Ngũgĩ wa Thiong’O, romancier et essayiste kényan, né en 1938, est une des voix les plus influentes de la littérature africaine. Son inspiration politique  trouve sa source dans le Kenya de Mau Mau (Kenya Land Freedom Army). Les Mau Mau ont beaucoup compté pour Ngũgĩ comme pour l’ensemble du peuple kenyan; ils incarnent des rêves d’espoir et de liberté mais aussi de peur, car cela signifiait de devoir prendre les armes contre le colonialisme britannique. Son grand frère combattait dans les rangs des Mau Mau, sa mère fut arrêtée et torturée, son village détruit.

Pour Ngũgĩ wa Thiong’O, la lutte contre le colonialisme dans son aspect culturel continue. Apres avoir commencé à écrire en Ouganda, il en sort en 1963  diplômé de l’Université Makerere de Kampala. En 1977, il décide d’écrire, prioritairement, en kikuyu, sa langue maternelle, afin de se faire comprendre des gens de sa région.  La décision d’écrire en kikuyu a été prise en prison, dans une cellule de haute sécurité. Arrêté le 31 décembre 1977, il fut libéré le 12 décembre 1978. La raison de son arrestation est liée au travail qu’il effectuait dans un théâtre d’une communauté locale. Il a présenté un texte qu’il avait écrit et ce texte était en kikuyu.  Ecrire et faire du théâtre dans une communauté locale n’étaient possibles que si on utilisait la langue de cette communauté. Le 16 novembre 1977, le gouvernement interdit la représentation de la pièce intitulée Ngaahika Ndeenda (Je me marierai quand je voudrai). L’interdiction puis l’incarcération qui s’en suivit  l’ont poussé à réfléchir, de manière plus approfondie, sur le rapport inégal et asymétrique entre les langues locales et la langue coloniale. De cette réflexion est née sa décision d’écrire en kikuyu.

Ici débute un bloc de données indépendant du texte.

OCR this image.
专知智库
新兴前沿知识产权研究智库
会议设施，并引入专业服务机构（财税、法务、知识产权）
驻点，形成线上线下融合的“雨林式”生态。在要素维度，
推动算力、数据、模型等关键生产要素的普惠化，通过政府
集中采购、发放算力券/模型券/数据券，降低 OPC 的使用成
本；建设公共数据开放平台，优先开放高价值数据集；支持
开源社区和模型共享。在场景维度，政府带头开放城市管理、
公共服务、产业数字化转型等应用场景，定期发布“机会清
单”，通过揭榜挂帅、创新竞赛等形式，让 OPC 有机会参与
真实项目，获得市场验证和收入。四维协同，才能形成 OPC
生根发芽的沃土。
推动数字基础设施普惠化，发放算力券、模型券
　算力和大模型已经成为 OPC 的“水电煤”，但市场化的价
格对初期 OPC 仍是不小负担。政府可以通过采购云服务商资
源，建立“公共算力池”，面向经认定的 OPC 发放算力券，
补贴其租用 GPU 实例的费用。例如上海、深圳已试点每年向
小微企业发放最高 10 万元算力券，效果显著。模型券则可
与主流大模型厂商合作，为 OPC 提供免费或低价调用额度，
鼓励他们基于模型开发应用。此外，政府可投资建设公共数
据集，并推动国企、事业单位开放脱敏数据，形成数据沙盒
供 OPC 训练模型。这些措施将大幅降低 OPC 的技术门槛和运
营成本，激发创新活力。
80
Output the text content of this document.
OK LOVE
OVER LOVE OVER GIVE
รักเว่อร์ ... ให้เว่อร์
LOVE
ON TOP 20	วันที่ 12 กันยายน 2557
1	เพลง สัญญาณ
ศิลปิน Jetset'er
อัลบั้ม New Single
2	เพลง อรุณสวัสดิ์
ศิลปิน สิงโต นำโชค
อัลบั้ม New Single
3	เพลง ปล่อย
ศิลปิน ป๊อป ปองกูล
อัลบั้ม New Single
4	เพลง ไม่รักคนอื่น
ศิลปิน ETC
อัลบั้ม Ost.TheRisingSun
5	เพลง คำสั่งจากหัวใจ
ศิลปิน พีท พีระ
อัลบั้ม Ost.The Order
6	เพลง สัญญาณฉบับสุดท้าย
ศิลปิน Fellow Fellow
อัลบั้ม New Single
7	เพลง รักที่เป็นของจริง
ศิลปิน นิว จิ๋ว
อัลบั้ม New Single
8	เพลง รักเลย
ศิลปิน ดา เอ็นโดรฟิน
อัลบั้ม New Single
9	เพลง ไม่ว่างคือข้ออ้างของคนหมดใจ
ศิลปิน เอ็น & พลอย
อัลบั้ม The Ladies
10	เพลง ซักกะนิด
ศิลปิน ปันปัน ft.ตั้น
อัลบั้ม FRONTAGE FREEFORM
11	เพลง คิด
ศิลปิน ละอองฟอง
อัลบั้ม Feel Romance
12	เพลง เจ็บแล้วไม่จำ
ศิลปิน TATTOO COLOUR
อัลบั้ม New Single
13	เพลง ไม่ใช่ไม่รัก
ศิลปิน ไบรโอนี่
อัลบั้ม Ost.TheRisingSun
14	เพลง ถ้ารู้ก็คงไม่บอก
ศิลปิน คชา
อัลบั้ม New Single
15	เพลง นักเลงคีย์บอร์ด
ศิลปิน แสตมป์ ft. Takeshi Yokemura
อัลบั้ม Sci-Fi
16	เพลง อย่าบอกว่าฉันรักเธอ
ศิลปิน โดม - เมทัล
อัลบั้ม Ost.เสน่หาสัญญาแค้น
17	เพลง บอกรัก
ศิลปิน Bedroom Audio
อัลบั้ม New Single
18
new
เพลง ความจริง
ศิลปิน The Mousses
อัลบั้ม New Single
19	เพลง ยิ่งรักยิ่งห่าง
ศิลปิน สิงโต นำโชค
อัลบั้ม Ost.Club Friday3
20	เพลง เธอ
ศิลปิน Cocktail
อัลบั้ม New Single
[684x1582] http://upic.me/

 Ngũgĩ wa Thiong’O a continué et continue d’écrire des essais en anglais, qu’il considère probablement, à l’instar de Kateb Yacine, comme un butin de guerre.

 « Décoloniser l’Esprit » est écrit en anglais ; il affirme, dès la première page, que la langue est toujours au cœur du conflit qui caractérise la question africaine du XXème siècle et aussi qu’il y a d’un côté le colonialisme et l’impérialisme et de l’autre , les luttes de libération de l’autre.

 Ngũgĩ affirme que si l’on veut assujettir les corps, on a seulement besoin d’armes. Avec ce principe, l’Afrique a été conquise puis colonisée mais pour rendre son emprise stable, le colonialisme est intervenu dans les écoles pour former à son usage des élites locales.  Il a fallu coloniser les esprits. Pour cette raison, il est nécessaire de décoloniser les esprits rapidement  en partant du même moyen puissant  qui a servi à l’impérialisme colonial et qui sert encore à l’impérialisme postcolonial : le langage. En Afrique, le portugais, le français et l’anglais sont les langues du pouvoir, les langues du gouvernement et de toute l’administration. Elles sont les langues des classes moyennes et de la bourgeoisie et de ceux qui peuvent se permettre d’« étudier ». La bourgeoisie cultivée fait partie d’une communauté basée sur un standard européen de culture. Ce fait a un impact sur l’échiquier géopolitique et géoculturel de l’Afrique. Dans cette perspective impérialiste, étudier signifie alors entrer dans un système linguistique valorisé, un système très sélectif et réducteur, qui reproduit perpétuellement les mêmes logiques de domination dans lesquelles il trouve son origine.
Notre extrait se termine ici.